One of Brogan’s early clients (back in the ‘80s when we were still Brogan Kabot) was Mountain Valley Spring Water. Bottled water wasn’t such an easy sell in the ‘80s; the prevailing thought was, why pay for water when you can turn on the tap? Mountain Valley’s differentiator was the spring: their water came from a natural spring in Hot Springs, Arkansas, and they’d been bottling and selling it since 1871 (they still do). With 153 distributors, Mountain Valley was doing well. But we helped them really pour it on . . . so to speak.
Brogan created image and retail print, sales materials and some broadcast advertising. As with many of Brogan’s early clients, the budget was small. In print ads, the visual was almost invariably a black-and-white photo of the product. And since water is not much to look at, we had to rely on headlines. Touting the ancient spring, one ad proclaimed, “The freshest water you can buy is 3500 years old.” To combat consumers’ reluctance to pay for something they could get for free, Brogan conceived the themeline, “The only water worth paying for.”

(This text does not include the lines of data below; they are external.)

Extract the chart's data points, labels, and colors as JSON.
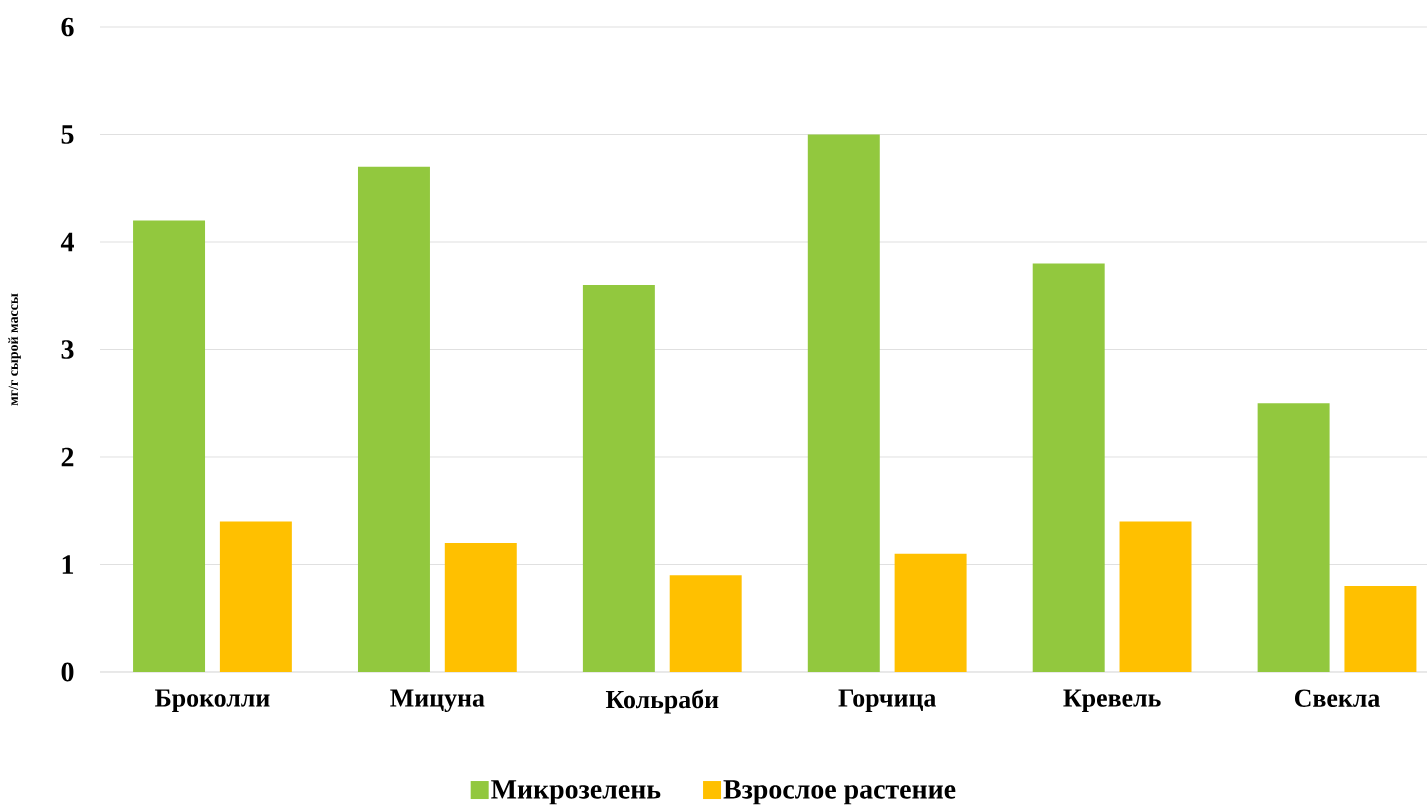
{
  "chart_data": {
    "type": "bar",
    "ylabel": "мг/г сырой массы",
    "categories": [
      "Броколли",
      "Мицуна",
      "Кольраби",
      "Горчица",
      "Кревель",
      "Свекла"
    ],
    "series": [
      {
        "name": "Микрозелень",
        "color": "#92c83e",
        "values": [
          4.2,
          4.7,
          3.6,
          5.0,
          3.8,
          2.5
        ]
      },
      {
        "name": "Взрослое растение",
        "color": "#ffc000",
        "values": [
          1.4,
          1.2,
          0.9,
          1.1,
          1.4,
          0.8
        ]
      }
    ],
    "ylim": [
      0,
      6
    ],
    "yticks": [
      0,
      1,
      2,
      3,
      4,
      5,
      6
    ],
    "grid": "y",
    "legend": "bottom"
  }
}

Sales went up. In fact, they went up enough to make the company interesting to a large conglomerate, which bought all of Mountain Valley’s liquid assets. Unfortunately, the conglomerate had its own stable of large ad agencies, and left Brogan high and dry. But that’s all water under the bridge.
Do you remember when buying water was only for health nuts? What other everyday products can you think of that once seemed like luxuries?